Learning Decision Trees for Mapping the Local Environment
in Mobile Robot Navigation
Department of Electronic and Electrical Engineering Loughborough University of Technology
Loughborough, Leicestershire, LE11 3TU, U.K. [email protected]
Department of Computer Science
P. O. Box 26 (Teollisuuskatu 23)
FIN-00014 University of Helsinki, Finland
This paper describes the use of the C4.5 decision tree learning algorithm in the design of a classifier for a new approach to the mapping of a mobile robot's local environment. The decision tree uses the features from the echoes of an ultrasonic array mounted on the robot to classify the contours of its local environment. The contours are classified into a finite number of two dimensional shapes to form a primitive map which is to be used for navigation. The nature of the problem, noise and the practical timing constraints, distinguishes it from those typically used in machine learning applications and highlights some of the advantages of decision tree learning in robotic applications.

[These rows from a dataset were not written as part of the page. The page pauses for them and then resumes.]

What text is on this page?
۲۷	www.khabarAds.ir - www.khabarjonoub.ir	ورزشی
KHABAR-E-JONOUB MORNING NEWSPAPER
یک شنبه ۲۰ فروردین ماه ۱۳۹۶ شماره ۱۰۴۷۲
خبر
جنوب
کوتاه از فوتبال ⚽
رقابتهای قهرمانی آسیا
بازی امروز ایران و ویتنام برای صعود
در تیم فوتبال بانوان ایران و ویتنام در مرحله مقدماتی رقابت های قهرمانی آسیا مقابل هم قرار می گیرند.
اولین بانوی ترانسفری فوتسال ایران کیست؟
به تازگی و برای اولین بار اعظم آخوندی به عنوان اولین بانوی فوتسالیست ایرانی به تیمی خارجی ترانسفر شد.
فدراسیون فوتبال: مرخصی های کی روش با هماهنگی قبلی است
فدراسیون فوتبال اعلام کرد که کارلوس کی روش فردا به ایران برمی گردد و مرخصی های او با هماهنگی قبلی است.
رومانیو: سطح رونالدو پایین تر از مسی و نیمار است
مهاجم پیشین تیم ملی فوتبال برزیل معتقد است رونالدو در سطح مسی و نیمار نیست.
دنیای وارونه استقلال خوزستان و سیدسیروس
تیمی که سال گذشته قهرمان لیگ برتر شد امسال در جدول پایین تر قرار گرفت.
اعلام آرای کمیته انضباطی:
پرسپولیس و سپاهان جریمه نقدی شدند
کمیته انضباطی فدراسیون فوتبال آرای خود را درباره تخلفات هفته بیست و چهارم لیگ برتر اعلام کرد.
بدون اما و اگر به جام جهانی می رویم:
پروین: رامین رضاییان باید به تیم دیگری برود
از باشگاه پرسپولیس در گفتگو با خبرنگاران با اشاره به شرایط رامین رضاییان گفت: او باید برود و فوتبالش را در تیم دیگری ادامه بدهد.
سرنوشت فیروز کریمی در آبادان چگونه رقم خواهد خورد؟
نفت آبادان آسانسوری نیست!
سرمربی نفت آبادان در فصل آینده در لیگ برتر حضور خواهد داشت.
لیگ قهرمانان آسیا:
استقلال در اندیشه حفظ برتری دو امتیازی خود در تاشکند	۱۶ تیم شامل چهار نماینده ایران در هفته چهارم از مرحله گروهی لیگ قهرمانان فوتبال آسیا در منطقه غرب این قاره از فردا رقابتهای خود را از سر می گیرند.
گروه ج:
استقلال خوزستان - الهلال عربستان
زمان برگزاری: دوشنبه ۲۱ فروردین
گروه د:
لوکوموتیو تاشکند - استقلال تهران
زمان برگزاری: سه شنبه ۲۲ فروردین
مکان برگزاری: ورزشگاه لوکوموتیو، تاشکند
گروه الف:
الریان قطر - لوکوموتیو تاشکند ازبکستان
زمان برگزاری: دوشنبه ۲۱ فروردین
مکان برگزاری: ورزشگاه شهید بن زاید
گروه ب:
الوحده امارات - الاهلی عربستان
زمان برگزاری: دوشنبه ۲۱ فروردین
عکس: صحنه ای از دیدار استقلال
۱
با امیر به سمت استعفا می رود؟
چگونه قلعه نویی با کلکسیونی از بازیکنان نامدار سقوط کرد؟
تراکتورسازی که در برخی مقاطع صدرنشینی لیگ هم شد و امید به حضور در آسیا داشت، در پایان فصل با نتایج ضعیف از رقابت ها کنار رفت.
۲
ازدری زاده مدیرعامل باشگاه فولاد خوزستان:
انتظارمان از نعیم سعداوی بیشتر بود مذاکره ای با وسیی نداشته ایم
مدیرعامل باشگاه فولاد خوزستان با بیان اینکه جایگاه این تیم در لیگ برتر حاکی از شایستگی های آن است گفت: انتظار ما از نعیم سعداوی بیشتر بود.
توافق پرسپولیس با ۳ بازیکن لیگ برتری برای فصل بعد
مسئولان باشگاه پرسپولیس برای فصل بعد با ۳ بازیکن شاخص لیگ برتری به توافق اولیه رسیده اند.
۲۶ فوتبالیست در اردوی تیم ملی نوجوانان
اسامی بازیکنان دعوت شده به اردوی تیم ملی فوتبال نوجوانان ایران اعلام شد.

Ultrasonic sensors are often used to measure distances and in the majority of cases the time of flight of an ultrasonic pulse of energy is utilized. That is, the total time taken for the pulse to leave the transmitter, reach the object in question, and then on the final leg of its journey, the time for the reflections wave front to reach the receiver. When the total time is divided by the speed of sound an estimate of the shortest distance travelled by the pulse can be obtained. There are many variants of this technique in which a single transducer is used as both the transmitter and receiver or where there are arrays of both receivers and transmitters. Much attention has been placed upon the accurate determination of the beginning of the received pulse, since this plays an important role in maximising the accuracy of such a system (Barshan and Kuc, 1992).
These approaches essentially give a spot reading; i.e., they return the distance to a given spot on the object. In order to allow a time-of-flight ultrasonic system to produce a more detailed map of the surface of the object the sensor spot must be moved across the object. This can be done in either of two ways: mechanically, where the sensor is moved relative to the object (Kuc and Bozma, 1991), or through the use of a phased array technique, whereby the relative phase
of a number of transmitters is altered so that the combined wave front is shifted. The mechanical procedure requires that the sensor is moved and reading taken many times during a single scan. Hence, the procedure is limited to the mapping of environments which remain static during this long sampling period. Whilst, the phased array approach is based upon electronic scanning and so its response time is dominated by the much shorter time-of-flight measurement. The approach, however, places stringent requirements on the complex hardware used to both generate and process the transmitted and received waveforms.
This paper describes an alternative approach to the use of ultrasonic sensors for the classification of surfaces, one in which both the hardware and software requirements are extremely modest and which only requires the analysis of a single pulse. The technique uses two receivers and a single transmitter which are arranged so that their active volumes almost completely overlap and, hence, the two receivers `see' the same `illuminated' volume in front of the sensor array (see Figure 1). Thus, this system is similar in its physical arrangement to the 'Bat Sonar' system (Barshan and Kuc, 1992), which used time of flight to identify the position of objects within its working volume. However, it differs in three significant features: firstly, the whole echo returned by the object is processed, not only the time-offlight measurement, secondly, the objective of this system is to classify the shape of the object as well as determining its position, and thirdly, this approach constraints the objects to be `close' to the sensor. These characteristics make the approach useful for rapid mapping of the local environment as required in mobile robot applications.
In addition to introducing the new approach to the use of ultrasonic sensors for the classification of surfaces, we also describe, in this paper, how machine learning techniques have been used to facilitate feature extraction for the classifier. We report some of our preliminary experiences on using the C4.5 algorithm (Quinlan, 1993) to construct decision tree classifiers from feature vectors recorded for example objects exposed to the sensor system. In our experience, decision tree learning seems to suit the purpose very well.